By Arielle Follett
There are no guarantees in life.
Even something as present and constant as hair, deeply rooted into your scalp, cannot be assured.
Kolleen Hamilton, a first-year early childhood education student, was prompted to shave her own head after seeing the emotional turmoil it has caused so many children going through chemotherapy and ultimately losing their hair. She has been working in the oncology unit at CHEO for the last four years.
“Little girls especially get so sad,” said Hamilton. “They’re afraid of not being pretty without their hair.”
In November, one of the young girls Hamilton had been mentoring was diagnosed with leukemia and was disheartened at the prospect of losing her hair.

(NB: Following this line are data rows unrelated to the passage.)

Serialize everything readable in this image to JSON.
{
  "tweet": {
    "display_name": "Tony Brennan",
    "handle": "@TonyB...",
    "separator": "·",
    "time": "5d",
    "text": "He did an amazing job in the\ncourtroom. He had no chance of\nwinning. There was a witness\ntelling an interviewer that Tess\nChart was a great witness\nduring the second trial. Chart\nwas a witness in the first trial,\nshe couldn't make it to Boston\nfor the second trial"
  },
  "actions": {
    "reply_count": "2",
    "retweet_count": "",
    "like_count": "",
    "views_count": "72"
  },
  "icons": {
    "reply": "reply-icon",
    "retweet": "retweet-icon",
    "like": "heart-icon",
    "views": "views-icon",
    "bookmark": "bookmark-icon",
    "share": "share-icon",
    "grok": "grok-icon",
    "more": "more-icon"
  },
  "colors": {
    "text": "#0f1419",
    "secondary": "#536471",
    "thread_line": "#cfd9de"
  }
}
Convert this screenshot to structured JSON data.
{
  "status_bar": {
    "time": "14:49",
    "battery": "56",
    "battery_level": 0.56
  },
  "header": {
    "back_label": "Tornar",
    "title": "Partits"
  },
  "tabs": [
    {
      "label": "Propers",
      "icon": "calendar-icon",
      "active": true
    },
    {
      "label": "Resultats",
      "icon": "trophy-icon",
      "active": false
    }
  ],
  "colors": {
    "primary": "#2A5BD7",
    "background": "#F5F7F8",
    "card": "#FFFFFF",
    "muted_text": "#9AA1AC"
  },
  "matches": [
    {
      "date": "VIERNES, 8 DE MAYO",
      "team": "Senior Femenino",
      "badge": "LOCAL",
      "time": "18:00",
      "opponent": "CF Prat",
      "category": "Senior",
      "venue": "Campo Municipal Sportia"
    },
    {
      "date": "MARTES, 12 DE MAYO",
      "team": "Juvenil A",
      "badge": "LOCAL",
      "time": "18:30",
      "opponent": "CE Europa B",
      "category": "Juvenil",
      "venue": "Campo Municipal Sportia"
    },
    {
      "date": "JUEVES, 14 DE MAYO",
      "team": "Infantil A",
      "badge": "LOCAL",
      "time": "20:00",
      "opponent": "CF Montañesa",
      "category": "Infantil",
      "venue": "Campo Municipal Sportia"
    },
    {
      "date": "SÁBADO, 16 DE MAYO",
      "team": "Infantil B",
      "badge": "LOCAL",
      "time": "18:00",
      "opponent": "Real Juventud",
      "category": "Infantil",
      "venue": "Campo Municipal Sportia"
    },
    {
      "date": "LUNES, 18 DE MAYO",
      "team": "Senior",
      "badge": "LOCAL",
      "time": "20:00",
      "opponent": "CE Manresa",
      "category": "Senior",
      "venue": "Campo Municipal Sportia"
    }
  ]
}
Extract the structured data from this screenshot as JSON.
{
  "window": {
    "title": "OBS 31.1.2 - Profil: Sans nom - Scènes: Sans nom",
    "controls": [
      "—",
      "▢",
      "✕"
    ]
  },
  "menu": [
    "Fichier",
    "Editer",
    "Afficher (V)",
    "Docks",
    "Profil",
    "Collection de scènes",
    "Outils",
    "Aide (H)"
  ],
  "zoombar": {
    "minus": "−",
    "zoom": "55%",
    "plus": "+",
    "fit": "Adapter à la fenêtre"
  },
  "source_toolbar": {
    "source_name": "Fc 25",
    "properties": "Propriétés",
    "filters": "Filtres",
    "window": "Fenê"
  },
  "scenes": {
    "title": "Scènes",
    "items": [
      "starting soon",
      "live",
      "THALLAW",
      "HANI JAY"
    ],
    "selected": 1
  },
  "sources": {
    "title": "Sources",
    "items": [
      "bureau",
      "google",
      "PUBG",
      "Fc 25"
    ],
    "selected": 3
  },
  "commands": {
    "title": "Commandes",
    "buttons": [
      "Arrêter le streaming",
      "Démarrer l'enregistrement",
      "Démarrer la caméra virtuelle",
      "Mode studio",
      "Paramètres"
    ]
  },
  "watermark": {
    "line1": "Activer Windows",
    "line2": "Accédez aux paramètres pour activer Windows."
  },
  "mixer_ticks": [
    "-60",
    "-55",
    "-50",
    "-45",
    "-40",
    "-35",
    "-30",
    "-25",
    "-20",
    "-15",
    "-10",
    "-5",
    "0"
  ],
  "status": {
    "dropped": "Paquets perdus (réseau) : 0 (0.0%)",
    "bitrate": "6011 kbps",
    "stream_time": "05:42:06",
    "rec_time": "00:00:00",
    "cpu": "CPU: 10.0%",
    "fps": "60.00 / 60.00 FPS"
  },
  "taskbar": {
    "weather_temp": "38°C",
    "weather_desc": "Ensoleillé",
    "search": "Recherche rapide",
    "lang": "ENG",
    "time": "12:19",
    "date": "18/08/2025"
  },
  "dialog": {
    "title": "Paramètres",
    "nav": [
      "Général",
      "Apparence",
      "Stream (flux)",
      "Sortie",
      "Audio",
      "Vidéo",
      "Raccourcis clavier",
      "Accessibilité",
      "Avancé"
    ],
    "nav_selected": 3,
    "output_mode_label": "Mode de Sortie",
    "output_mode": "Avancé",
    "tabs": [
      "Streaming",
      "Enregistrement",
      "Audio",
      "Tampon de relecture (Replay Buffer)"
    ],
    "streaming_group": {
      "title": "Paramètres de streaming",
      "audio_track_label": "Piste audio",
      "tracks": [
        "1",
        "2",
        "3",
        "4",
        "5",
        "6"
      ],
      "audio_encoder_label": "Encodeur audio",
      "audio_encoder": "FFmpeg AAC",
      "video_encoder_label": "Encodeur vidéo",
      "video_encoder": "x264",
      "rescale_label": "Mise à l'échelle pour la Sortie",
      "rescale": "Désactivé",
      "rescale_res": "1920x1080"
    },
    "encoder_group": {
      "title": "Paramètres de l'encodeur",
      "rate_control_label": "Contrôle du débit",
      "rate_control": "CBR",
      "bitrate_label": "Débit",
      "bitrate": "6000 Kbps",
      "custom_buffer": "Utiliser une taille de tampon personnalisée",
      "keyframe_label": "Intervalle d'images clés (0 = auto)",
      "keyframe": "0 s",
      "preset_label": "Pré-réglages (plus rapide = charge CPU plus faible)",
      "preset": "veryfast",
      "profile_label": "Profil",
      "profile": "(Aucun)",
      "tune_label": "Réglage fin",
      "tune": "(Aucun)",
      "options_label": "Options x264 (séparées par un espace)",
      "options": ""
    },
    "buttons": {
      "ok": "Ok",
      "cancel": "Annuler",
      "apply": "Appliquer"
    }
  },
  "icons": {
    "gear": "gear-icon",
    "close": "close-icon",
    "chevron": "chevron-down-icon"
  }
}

“It just really got to me because this is the bravest little girl I’ve ever met,” said the 19-year-old with a smile. “I just felt I had to do something for her and all the other little girls and boys who have went through this.”
The day before the girl’s treatment was slated to begin, Hamilton arrived at CHEO with her head shaved.
“It was just so selfless of her,” said Kathy Storen, a professor in the early childhood education program. “She wasn’t looking for prizes or accolades, she just truly felt for this girl.”
The little girl had “a big smile” and her mother cried when they saw what Hamilton had done.
Hamilton hopes to attend Carleton University’s child studies program once she graduates from Algonquin to prepare herself for her future career as a child life specialist.
“(I want to) wait until she finishes school and retire then so she can take my job. She’s just that awesome, just really a delightful and empathetic woman,” said current child life specialist at CHEO, Brenda Robinson.
Hamilton is in the process of growing out her hair from the buzz cut it once was although it is still quite short, standing in straight spikes at the top of her head.
“People stare but I just embrace it,” said Hamilton. “It’s just hair.”